No se equivocarán quienes piensan de este modo, pero puede
que aún haya algunos que realmente creen en el proyecto chavista y fantasean
con triunfos por venir. Como sus mentores cubanos, Maduro parece sentirse tan
comprometido con “la revolución” de la que es un protagonista que sus propias
ilusiones le importan muchísimo más que la vida y libertad de sus compatriotas.
Si la historia de nuestra especie nos ha enseñado algo, ello
es que fanáticos que se creen con derecho a subordinar absolutamente todo a sus
propias obsesiones son muy peligrosos. Desde que empezaron las manifestaciones
cotidianas contra el régimen chavista, han muerto más de un centenar de
personas, pero no hay señales de que el baño de sangre esté por terminar. Antes
bien, es factible que se haga aún más feroz en las semanas próximas. Maduro
tiene que brindar la impresión de sentirse envalentonado por los resultados, a
buen seguro fraudulentos, de las elecciones que se celebraron el domingo pasado
para formar una asamblea constituyente cuya misión consistirá en eliminar los
últimos vestigios de democracia que se conservan en su país.
Así lo han entendido Macri, otros mandatarios
latinoamericanos que no pertenecen al ya casi vacío club bolivariano, los
jerarcas de la Unión Europea y, por supuesto, el norteamericano Trump. Para
ellos, Maduro es un dictador anacrónico, perosiempre y cuando logre sobrevivir,
la hostilidad de los pesos pesados de la política internacional no le
ocasionará demasiados inconvenientes; urgidos por Jorge Bergoglio, después de
un intervalo decente llegarán a la conclusión de que lo que Venezuela necesita
es más “diálogo”, de suerte que les sería mejor no hacer nada.
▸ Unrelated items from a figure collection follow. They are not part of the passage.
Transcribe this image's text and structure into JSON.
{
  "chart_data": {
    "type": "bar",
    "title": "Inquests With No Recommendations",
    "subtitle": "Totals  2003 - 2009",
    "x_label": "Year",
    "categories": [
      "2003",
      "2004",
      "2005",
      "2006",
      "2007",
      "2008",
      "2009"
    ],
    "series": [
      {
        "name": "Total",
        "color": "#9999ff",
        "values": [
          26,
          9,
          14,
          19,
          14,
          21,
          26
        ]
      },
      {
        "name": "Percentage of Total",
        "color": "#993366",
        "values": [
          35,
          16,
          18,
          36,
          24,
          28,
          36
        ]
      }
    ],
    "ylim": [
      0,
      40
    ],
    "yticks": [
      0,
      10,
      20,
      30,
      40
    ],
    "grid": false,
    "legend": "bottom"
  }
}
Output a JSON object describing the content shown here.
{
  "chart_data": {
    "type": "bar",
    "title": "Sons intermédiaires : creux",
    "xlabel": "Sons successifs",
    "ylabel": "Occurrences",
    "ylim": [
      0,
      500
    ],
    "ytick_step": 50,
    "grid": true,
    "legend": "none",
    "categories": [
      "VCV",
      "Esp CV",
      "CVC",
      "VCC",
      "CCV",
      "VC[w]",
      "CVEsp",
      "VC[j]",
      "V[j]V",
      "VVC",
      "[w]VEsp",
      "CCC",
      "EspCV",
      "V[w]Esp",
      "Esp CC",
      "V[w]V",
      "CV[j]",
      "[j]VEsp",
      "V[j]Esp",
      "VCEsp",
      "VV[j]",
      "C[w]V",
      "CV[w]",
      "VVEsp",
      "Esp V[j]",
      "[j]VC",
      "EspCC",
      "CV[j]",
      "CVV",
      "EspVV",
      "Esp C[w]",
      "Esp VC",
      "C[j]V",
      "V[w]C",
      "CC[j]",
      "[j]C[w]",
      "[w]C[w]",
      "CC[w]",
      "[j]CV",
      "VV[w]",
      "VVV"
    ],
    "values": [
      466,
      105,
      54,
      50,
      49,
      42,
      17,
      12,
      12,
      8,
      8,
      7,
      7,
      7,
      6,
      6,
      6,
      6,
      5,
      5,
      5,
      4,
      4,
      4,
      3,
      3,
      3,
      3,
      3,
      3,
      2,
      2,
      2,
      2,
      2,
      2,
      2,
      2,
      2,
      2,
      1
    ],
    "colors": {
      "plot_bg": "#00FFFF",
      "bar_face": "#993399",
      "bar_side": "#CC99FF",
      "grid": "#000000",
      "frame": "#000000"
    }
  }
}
Aunque regímenes tan inoperantes, pero ideológicamente
correctos, como el cubano y el surcoreano han logrado sobrevivir por mucho
tiempo, hay que suponer que, tarde o temprano, el de Maduro se desintegrará,
dejando tras sí un país arruinado, habitado por famélicos y plagado de bandas
de asesinos que, por razones humanitarias, requería ser ayudado por la llamada
comunidad internacional. Si el desenlace resulta ser tan violento como muchos
temen, ya se habrá instalado campos de refugiados en zonas fronterizas de
Colombia y Brasil, pero para que Venezuela pronto levante cabeza sería
necesario mucho más, lo que plantearía una serie de problemas muy difíciles.
Venezuela no es víctima de un gran desastre natural o de una
guerra como la de Siria sino de los crímenes y, lo que ha sido todavía más
grave, los errores cometidos por sus propios dirigentes, a menudo con el
respaldo del grueso de la ciudadanía. Como sabemos, incluso en situaciones de
emergencia humanitaria, la ayuda financiera a países devastados por la
irresponsabilidad de gobiernos anteriores no vendrá a menos que las nuevas
autoridades se comprometan a satisfacer las exigencias de los prestamistas. Felizmente
para los venezolanos, gracias al petróleo recuperarse debería serles más fácil
de lo que sería para los griegos, pero la mayoría seguirá pagando los costos de
un experimento demencial hasta el fin de sus días.